Amazigh musicians Hassan Wargui, Abdellah Kabbani, and their circle of friends make a brief appearance in this chapter. Hassan reappears in Chapter 7: Tools; head there for more media and notes on his work. While in Casablanca I helped Hassan (aka Imanaren) get his album of great, original songwriting up on Bandcamp. His the complex fate of a proudly independent musician in a country with little to no independent music industry. This video begins in Casablanca. Around 2 minutes in you see the sidewalk vendors on Avenue Mohammed VI. Then the scene cuts to the Issafen village in south Morocco.
I Will Always Love You
Dolly Parton's 1974 debut TV performance of “I Will Always Love You” is an incredibly complex thing. She wrote the song for her former partner Porter Wagoner, who had recently sued her for 3 million dollars, and first performed it in one of her last appearances on his show. Is this shade? Look at the tension captured in her hands! This is not a love song. I’m pairing it with Taiwanese singing show contestant Lin Yu Chun’s meticulous re-performance of Whitney Houston’s version of Parton’s song, which Elvis wanted to buy but couldn't because Dolly Parton knew.

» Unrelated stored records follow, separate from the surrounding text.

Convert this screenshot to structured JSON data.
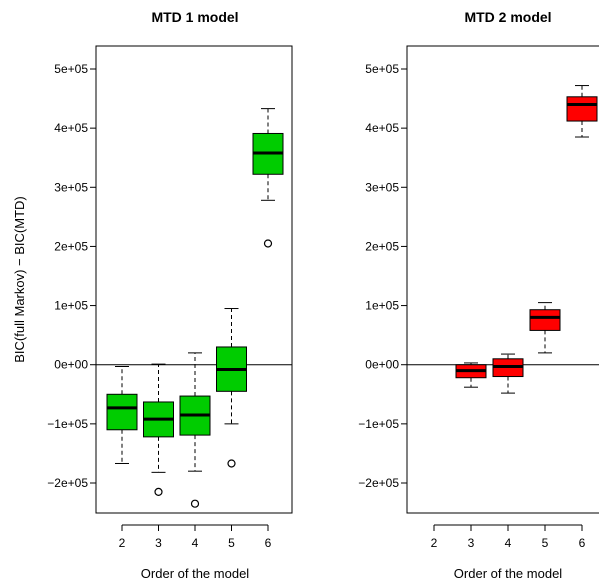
{
  "chart_data": [
    {
      "type": "boxplot",
      "title": "MTD 1 model",
      "xlabel": "Order of the model",
      "ylabel": "BIC(full Markov) − BIC(MTD)",
      "fill_color": "#00cc00",
      "categories": [
        "2",
        "3",
        "4",
        "5",
        "6"
      ],
      "ylim": [
        -250000,
        525000
      ],
      "yticks": [
        {
          "value": -200000,
          "label": "−2e+05"
        },
        {
          "value": -100000,
          "label": "−1e+05"
        },
        {
          "value": 0,
          "label": "0e+00"
        },
        {
          "value": 100000,
          "label": "1e+05"
        },
        {
          "value": 200000,
          "label": "2e+05"
        },
        {
          "value": 300000,
          "label": "3e+05"
        },
        {
          "value": 400000,
          "label": "4e+05"
        },
        {
          "value": 500000,
          "label": "5e+05"
        }
      ],
      "reference_line": 0,
      "boxes": [
        {
          "category": "2",
          "whisker_low": -167000,
          "q1": -110000,
          "median": -73000,
          "q3": -50000,
          "whisker_high": -3000,
          "outliers": []
        },
        {
          "category": "3",
          "whisker_low": -182000,
          "q1": -122000,
          "median": -92000,
          "q3": -63000,
          "whisker_high": 1000,
          "outliers": [
            -215000
          ]
        },
        {
          "category": "4",
          "whisker_low": -180000,
          "q1": -119000,
          "median": -85000,
          "q3": -53000,
          "whisker_high": 20000,
          "outliers": [
            -235000
          ]
        },
        {
          "category": "5",
          "whisker_low": -100000,
          "q1": -45000,
          "median": -8000,
          "q3": 30000,
          "whisker_high": 95000,
          "outliers": [
            -167000
          ]
        },
        {
          "category": "6",
          "whisker_low": 278000,
          "q1": 322000,
          "median": 358000,
          "q3": 391000,
          "whisker_high": 433000,
          "outliers": [
            205000
          ]
        }
      ]
    },
    {
      "type": "boxplot",
      "title": "MTD 2 model",
      "xlabel": "Order of the model",
      "ylabel": "",
      "fill_color": "#ff0000",
      "categories": [
        "2",
        "3",
        "4",
        "5",
        "6"
      ],
      "ylim": [
        -250000,
        525000
      ],
      "yticks": [
        {
          "value": -200000,
          "label": "−2e+05"
        },
        {
          "value": -100000,
          "label": "−1e+05"
        },
        {
          "value": 0,
          "label": "0e+00"
        },
        {
          "value": 100000,
          "label": "1e+05"
        },
        {
          "value": 200000,
          "label": "2e+05"
        },
        {
          "value": 300000,
          "label": "3e+05"
        },
        {
          "value": 400000,
          "label": "4e+05"
        },
        {
          "value": 500000,
          "label": "5e+05"
        }
      ],
      "reference_line": 0,
      "boxes": [
        {
          "category": "3",
          "whisker_low": -38000,
          "q1": -22000,
          "median": -10000,
          "q3": 0,
          "whisker_high": 3000,
          "outliers": []
        },
        {
          "category": "4",
          "whisker_low": -48000,
          "q1": -20000,
          "median": -3000,
          "q3": 10000,
          "whisker_high": 18000,
          "outliers": []
        },
        {
          "category": "5",
          "whisker_low": 20000,
          "q1": 58000,
          "median": 80000,
          "q3": 93000,
          "whisker_high": 105000,
          "outliers": []
        },
        {
          "category": "6",
          "whisker_low": 385000,
          "q1": 412000,
          "median": 440000,
          "q3": 453000,
          "whisker_high": 472000,
          "outliers": []
        }
      ]
    }
  ]
}
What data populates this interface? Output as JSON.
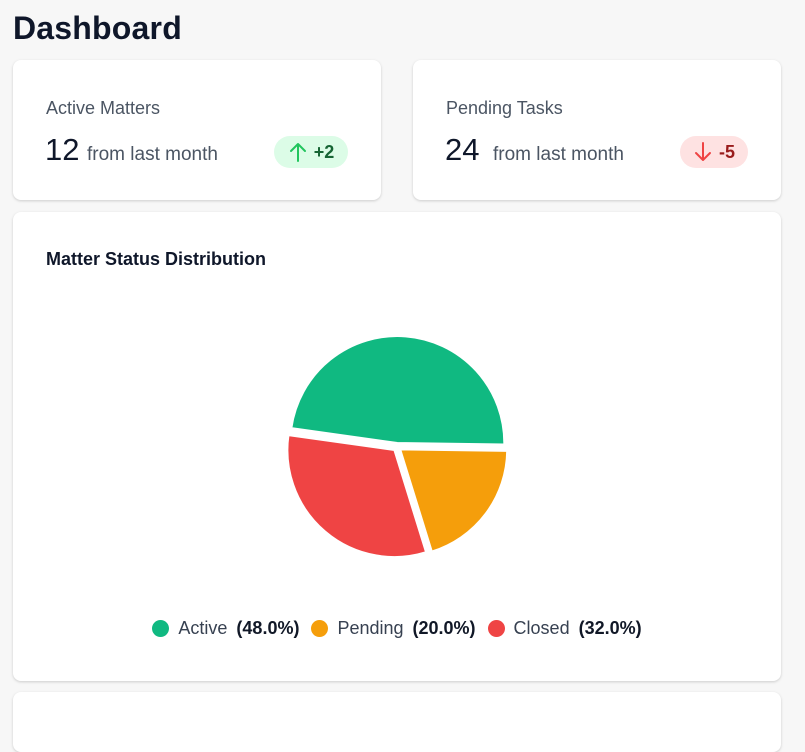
{
  "page": {
    "title": "Dashboard"
  },
  "stats": [
    {
      "label": "Active Matters",
      "value": "12",
      "sub": "from last month",
      "change": "+2",
      "trend": "up",
      "trend_color": "#22c55e"
    },
    {
      "label": "Pending Tasks",
      "value": "24",
      "sub": "from last month",
      "change": "-5",
      "trend": "down",
      "trend_color": "#ef4444"
    }
  ],
  "chart_section": {
    "title": "Matter Status Distribution"
  },
  "chart_data": {
    "type": "pie",
    "title": "Matter Status Distribution",
    "slices": [
      {
        "name": "Active",
        "value": 48.0,
        "color": "#10b981",
        "pct_label": "(48.0%)"
      },
      {
        "name": "Pending",
        "value": 20.0,
        "color": "#f59e0b",
        "pct_label": "(20.0%)"
      },
      {
        "name": "Closed",
        "value": 32.0,
        "color": "#ef4444",
        "pct_label": "(32.0%)"
      }
    ],
    "legend_position": "bottom"
  }
}
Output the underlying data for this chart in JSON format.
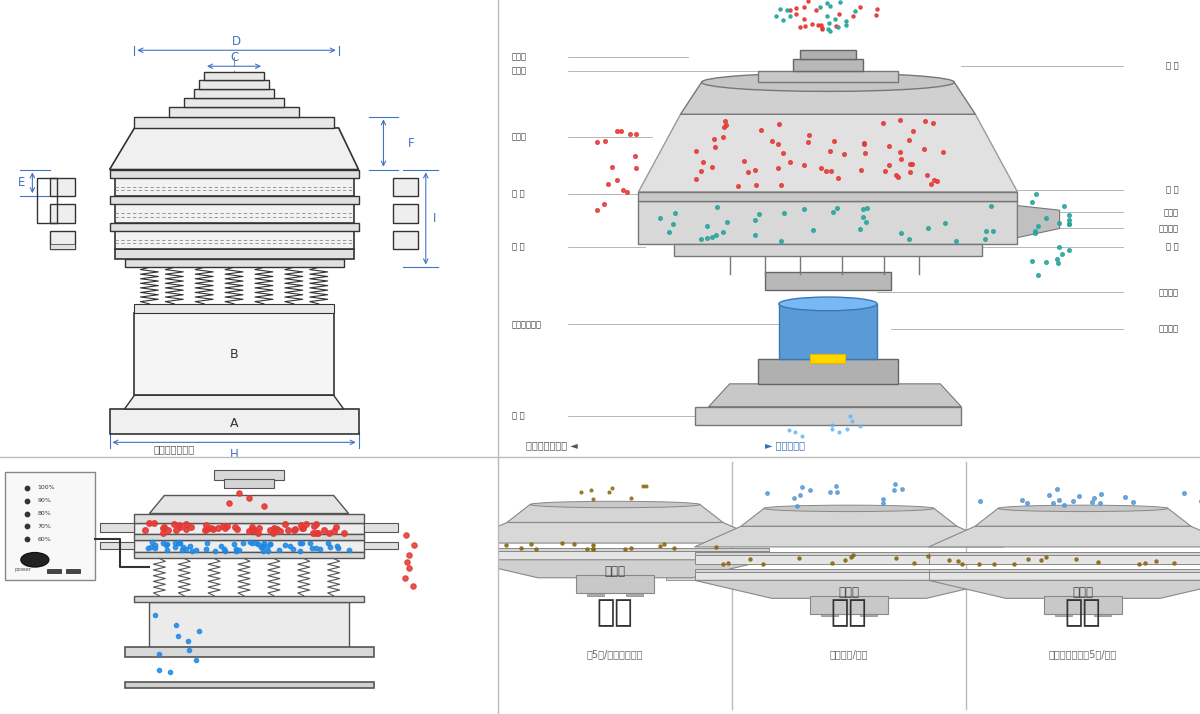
{
  "bg_color": "#ffffff",
  "divider_color": "#cccccc",
  "dim_color": "#4472c4",
  "gray_dark": "#444444",
  "gray_mid": "#888888",
  "gray_light": "#cccccc",
  "red_color": "#e53935",
  "blue_color": "#1e88e5",
  "teal_color": "#26a69a",
  "left_labels": [
    "进料口",
    "防尘盖",
    "出料口",
    "束 环",
    "弹 簧",
    "运输固定螺格",
    "机 座"
  ],
  "right_labels": [
    "筛 网",
    "网 架",
    "加重块",
    "上部重锤",
    "筛 盘",
    "振动电机",
    "下部重锤"
  ],
  "outline_text": "外形尺寸示意图",
  "struct_text": "结构示意图",
  "section1_title": "单层式",
  "section2_title": "三层式",
  "section3_title": "双层式",
  "cat1_title": "分级",
  "cat2_title": "过滤",
  "cat3_title": "除杂",
  "cat1_sub": "須5粒/粉末准确分级",
  "cat2_sub": "去除异物/结块",
  "cat3_sub": "去除液体中的須5粒/异物"
}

Those looking for an (Auto-Tune free) introduction to Maghrebi music can start with the compilation album Couscous Beat: The Authentic Flavour of North Africa. Track selection and liner notes make it stand above similar compilations.
Perhaps the greatest single piece of media about 70s/80s Moroccan music is Ahmed El Maânouni's lyrical documentary Transes (1981), about Nass El Ghiwane. Both band and director are from Casablanca. I discuss a Nass El Ghiwane song in detail in Chapter 9: How To Hold On.

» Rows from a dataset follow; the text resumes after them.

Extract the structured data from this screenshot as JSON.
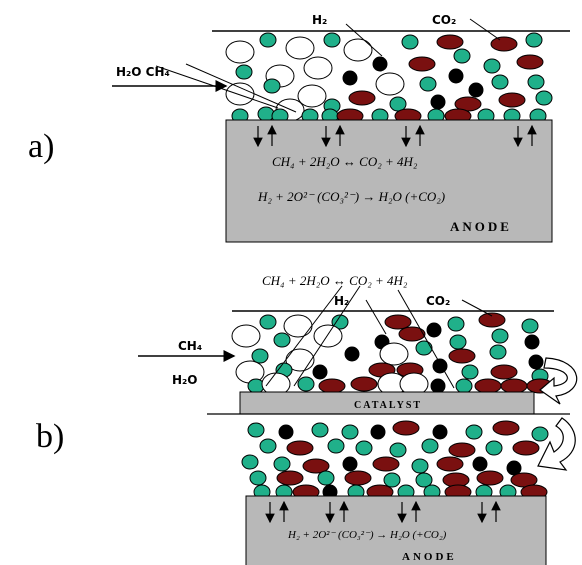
{
  "panel_a": {
    "label": "a)",
    "h2": "H₂",
    "co2": "CO₂",
    "feed": "H₂O CH₄",
    "eq1": "CH₄ + 2H₂O ↔ CO₂ + 4H₂",
    "eq2": "H₂ + 2O²⁻ (CO₃²⁻) → H₂O (+CO₂)",
    "anode": "ANODE"
  },
  "panel_b": {
    "label": "b)",
    "eq_top": "CH₄ + 2H₂O ↔ CO₂ + 4H₂",
    "h2": "H₂",
    "co2": "CO₂",
    "ch4": "CH₄",
    "h2o": "H₂O",
    "catalyst": "CATALYST",
    "eq2": "H₂ + 2O²⁻ (CO₃²⁻) → H₂O (+CO₂)",
    "anode": "ANODE"
  },
  "colors": {
    "teal": "#20b08a",
    "maroon": "#7a1010",
    "black": "#000000",
    "white": "#ffffff",
    "box": "#b8b8b8"
  }
}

I am a devoted fan of Atlantic Radio -- their programming switches, abruptly, between Francophile pop and classic 70s/80s Moroccan songs. The latter air during East Coast US early evenings (and very late nights in Morocco).
Frieze Magazine published by first article on Auto-Tune: “Pitch Perfect.”
On page 52 I quote Katherine E. Hoffman's article “Berber language ideologies, maintenance, and contraction: Gendered variation in the indigenous margins of Morocco,” [pdf]. Her discussion of the female voice in Berber culture was helpful in thinking through these issues.
Kristina Nelson's The Art of Reciting the Qur'an is a comprehensive book on the topic that includes fascinating looks into its musical influence.
While this chapter spends time with popular Moroccan music, two recent books are excellent resources on literary Morocco. The first is Souffles-Anfas: A Critical Anthology from the Moroccan Journal of Culture and Politics. "Founded in 1966 by Abdellatif Laâbi and a small group of avant-garde Moroccan poets and artists and banned in 1972, Souffles-Anfas was one of the most influential literary, cultural, and political reviews to emerge in postcolonial North Africa. An early forum for tricontinental postcolonial thought and writing, the journal published texts ranging from experimental poems, literary manifestos, and abstract art to political tracts, open letters, and interviews by contributors from the Maghreb, the Middle East, Africa, Europe, and the Americas."
Poems for the Millennium, Volume Four: The University of California Book of North African Literature is an 800-page marvel containing a wealth of North African verse, from medieval treatises to Berber folklore to contemporary song lyrics.